I searched a lot about these subjects, but I'm still not sure it works as expected. And why.
What I understand:
- While processing a web request, you are using one of IIS thread from its pool. Within that request if you use an async call to, for example, query some data from a database, you free up that thread, so that IIS can use that same thread to process another call. That’s good. Probably.

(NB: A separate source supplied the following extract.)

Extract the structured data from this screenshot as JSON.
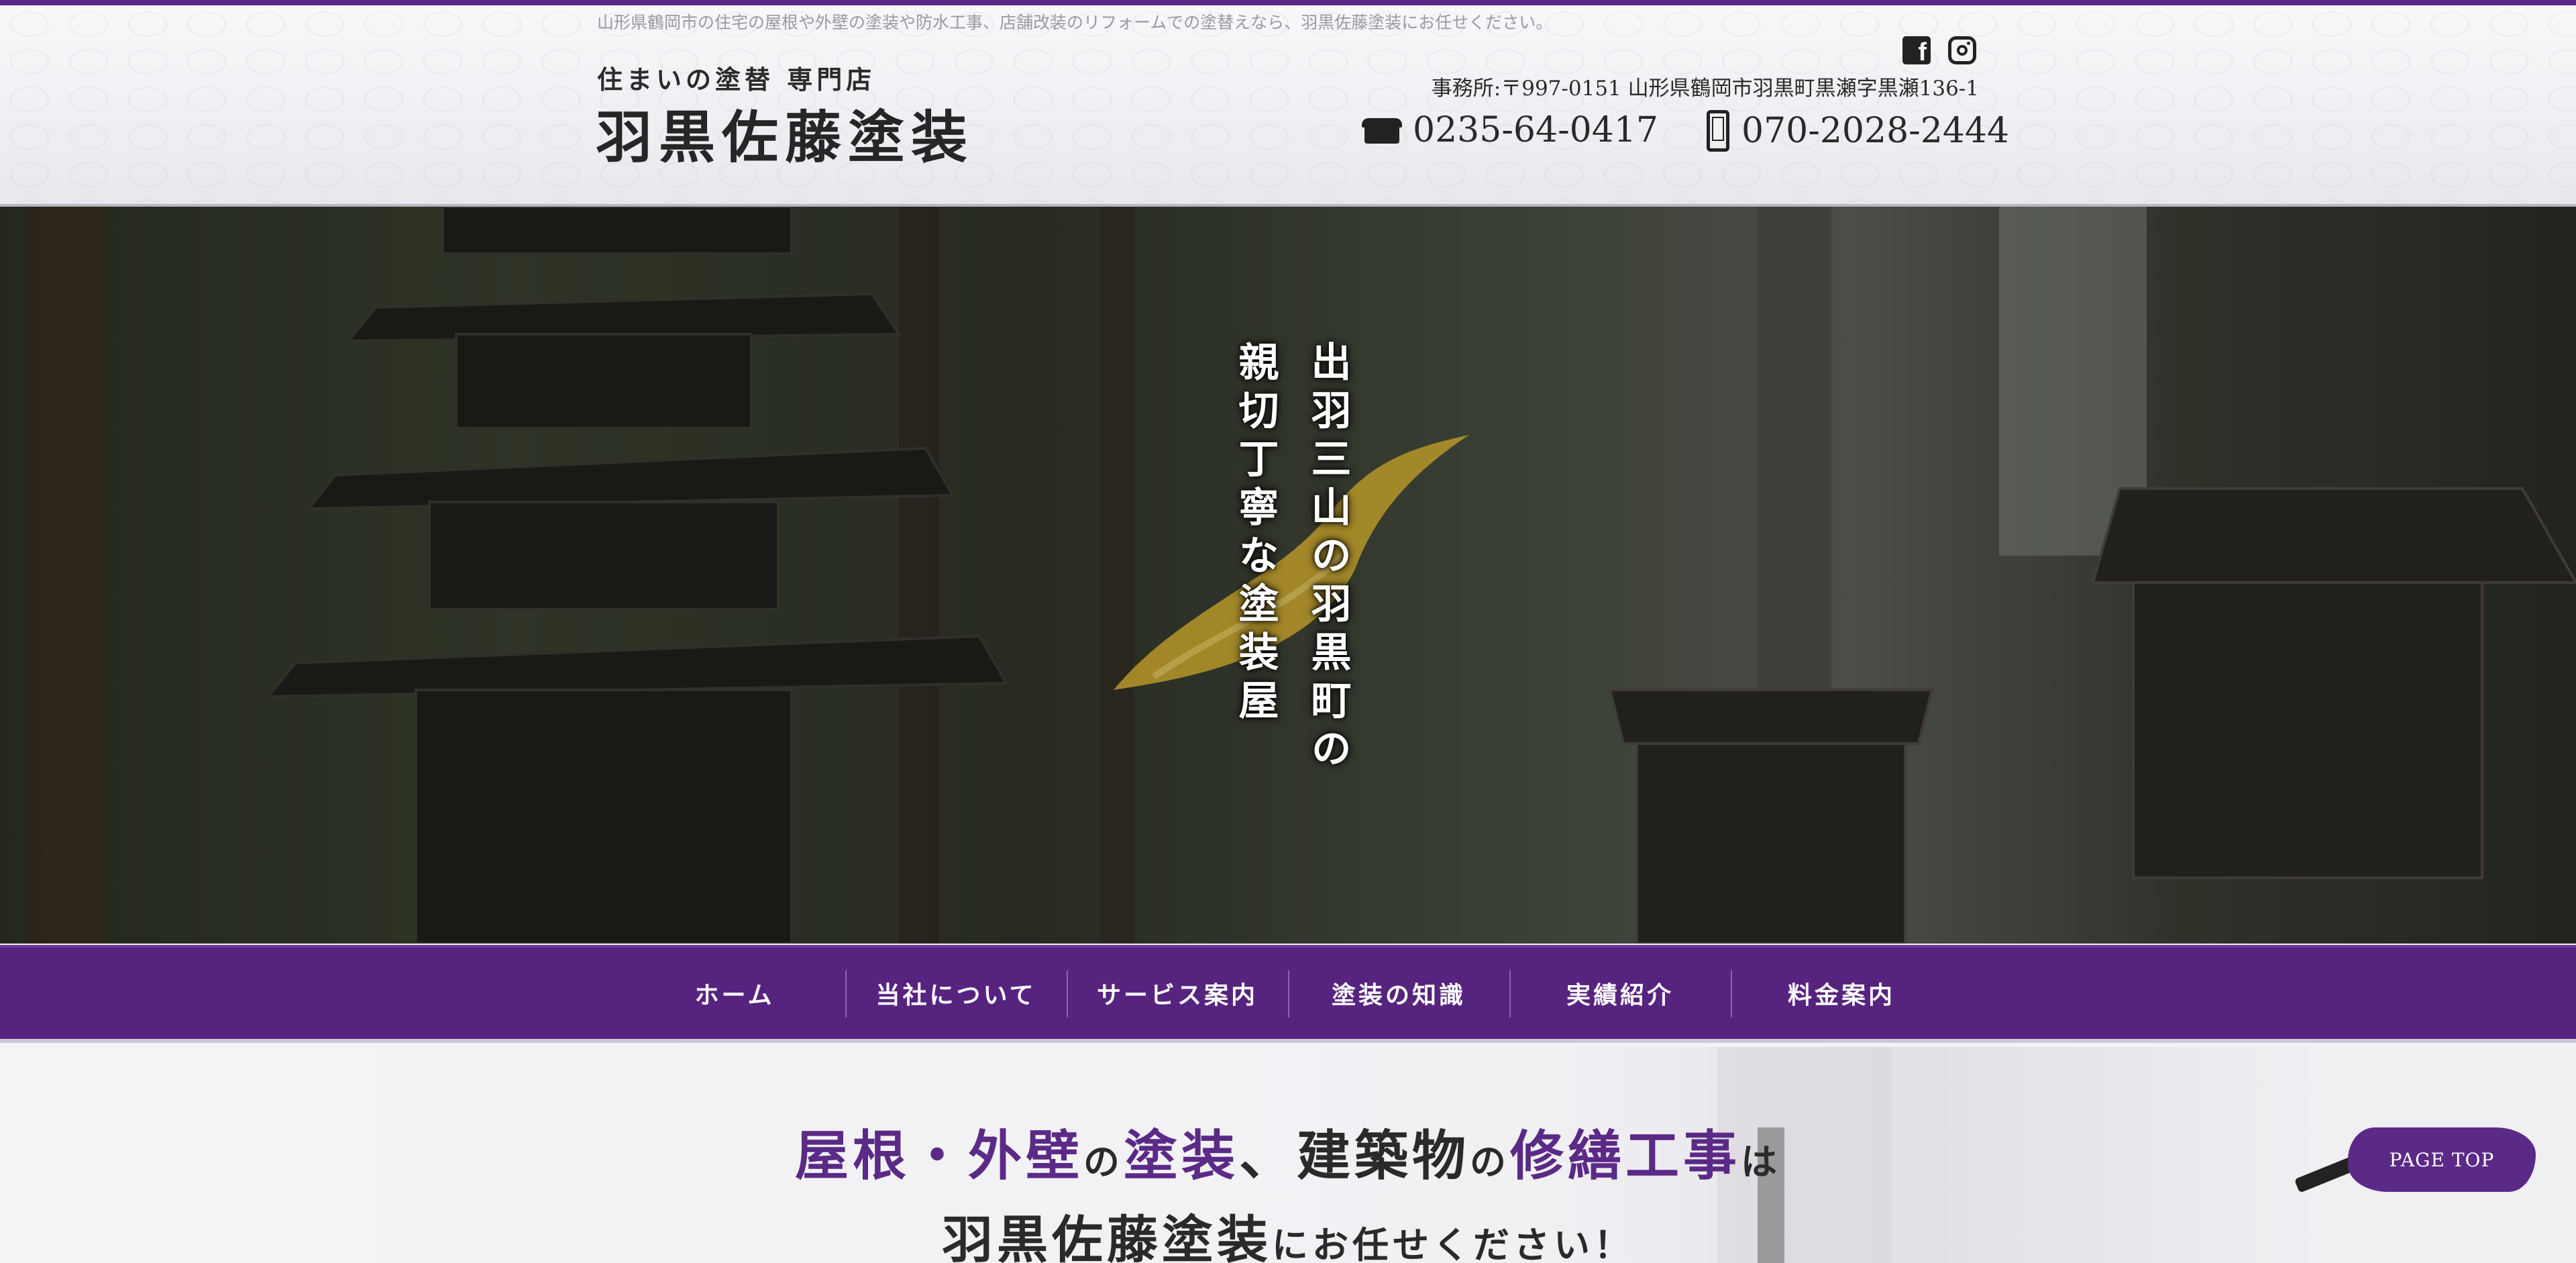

- Sometime later when the database finally gives the awaited data, the code resumes. The async documentation mention that you now COULD be in another thread. Or not. DotNet's decision. If it's in the same thread as before, that’s ok.
- I use Dependency Injection to inject and close the context on a PerRequest lifetime (using Microsoft Unity). Closing is my main concern here. It works perfectly in my synchronous world: the dbcontext is closed at the end of my web request.
- EntityFramework is known to have its DbContext NOT thread safe
Question 1: Now if the resuming code is in another thread, is it from the same thread pool IIS has to process all requests or Is it from another side-pool?
Question 2: If the code runs in another thread, what about the WebRequest context? Will the DI track correctly the end of that deferred call and not call Dispose() before the async code is really over?
Question 3: If I use the async methods of EntityFramework, like ToListAsync or FirstOrDefaultAsync I read everywhere that "It should be ok". Can someone elaborate on that? Does EF track specifically the web request or the initial thread? Is there some sort of capture happening? Will my dbcontext be mixed up with another web request reusing my initial thread?
Question 4: If I use the normal (sync) methods of EntityFramework but wrapped within a Task. Whats gonna happen? Is it still "It should be ok"?
Sorry, that’s a lot of questions, its been bothering me for a long time now.